A wire loop carrying `I` is placed in the ` x-y`plane as shown in fig.
(a) If a particle with charge ` +Q` and mass `m` is placed at the centre `P` and given a velocity ` vec(v)` along `NP`(see figure), find its instantaneous acceleration.
( b) If an external uniform magnetic induction field ` vec(B) = Bhat(i)` is applied , find the force and the torque acting on the loop due to this field.
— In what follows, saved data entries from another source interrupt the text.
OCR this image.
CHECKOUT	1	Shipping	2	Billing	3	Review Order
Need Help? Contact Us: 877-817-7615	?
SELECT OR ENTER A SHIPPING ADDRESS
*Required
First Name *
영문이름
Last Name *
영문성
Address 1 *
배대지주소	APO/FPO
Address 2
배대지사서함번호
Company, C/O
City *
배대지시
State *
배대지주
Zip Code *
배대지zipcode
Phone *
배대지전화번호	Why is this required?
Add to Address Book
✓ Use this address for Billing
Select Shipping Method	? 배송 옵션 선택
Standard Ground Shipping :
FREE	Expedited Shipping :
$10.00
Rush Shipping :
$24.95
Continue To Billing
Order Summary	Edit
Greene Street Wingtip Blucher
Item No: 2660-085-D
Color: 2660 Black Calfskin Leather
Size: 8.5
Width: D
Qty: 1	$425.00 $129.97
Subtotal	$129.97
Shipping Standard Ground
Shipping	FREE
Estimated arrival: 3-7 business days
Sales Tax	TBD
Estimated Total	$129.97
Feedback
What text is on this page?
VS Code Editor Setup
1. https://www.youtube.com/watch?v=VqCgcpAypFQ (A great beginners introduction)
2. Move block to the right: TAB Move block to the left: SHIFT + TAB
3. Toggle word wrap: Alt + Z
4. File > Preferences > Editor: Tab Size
` vec(B)_(1) = (mu_(0))/(4 pi) ( 2I sqrt(3))/(a) (-hat (k)) , vec(B)_(2) = ( mu_(0))/( 4 pi ) ( 2 pi I)/(3a) hat(k)`
` vec(B) = vec(B)_(1) + vec(B)_(2) = ( mu_(0))/( 4 pi) (I)/(a) [ (2)/(3) - 2 sqrt(3)]hat (k) = (- mu_(0))/( 4 pi ) ( 2 I)/(a) (1.4) hat ((k)),`
` vec(v) = vcos 60 hat(i) + v sin 60 hat(j) `
` vec(F) = Q (vec(V)xx vec(B)) = Q[ (v)/(2)hat(i) + (sqrt(3))/(2) v hat(j)] xx [ ( mu_(0))/( 4 pi) ( 2.8 I)/(a) hat (K)]`
Now apply ` vec(a) = (vec(F))/(m)`
(b) KEY CONCEPT :The torque acting on the loop in the magnetic field is given by
`vec(tau) = vec(M)xx vec(B)` where `M = IA`
` A = ( area of PMQNP) - ( area of triangle PMN)`
` = 1/3 ( pi a^(2)) - 1/2 xx MNxxPS`
` = (pi a^(2))/(3) - (1)/(2)xx sqrt( 3a)xx (a)/(2) = a^(2)[(pi)/(3) - sqrt(3)/(4)]`
`vec(A) = a^(2)[(pi)/(3) - (sqrt(3))/(4)] hat(k)`
` :. vec(tau) = Ia^(2)[(pi)/(3) - (sqrt(3))/(4)] hat(k)xx hat(i)B`
`vec(tau) = BIa^(2) ((pi)/(3) - (sqrt(3))/(4))hat(j) = 0.614BIa^(2)hat(j)`
The force acting on the loop is zero.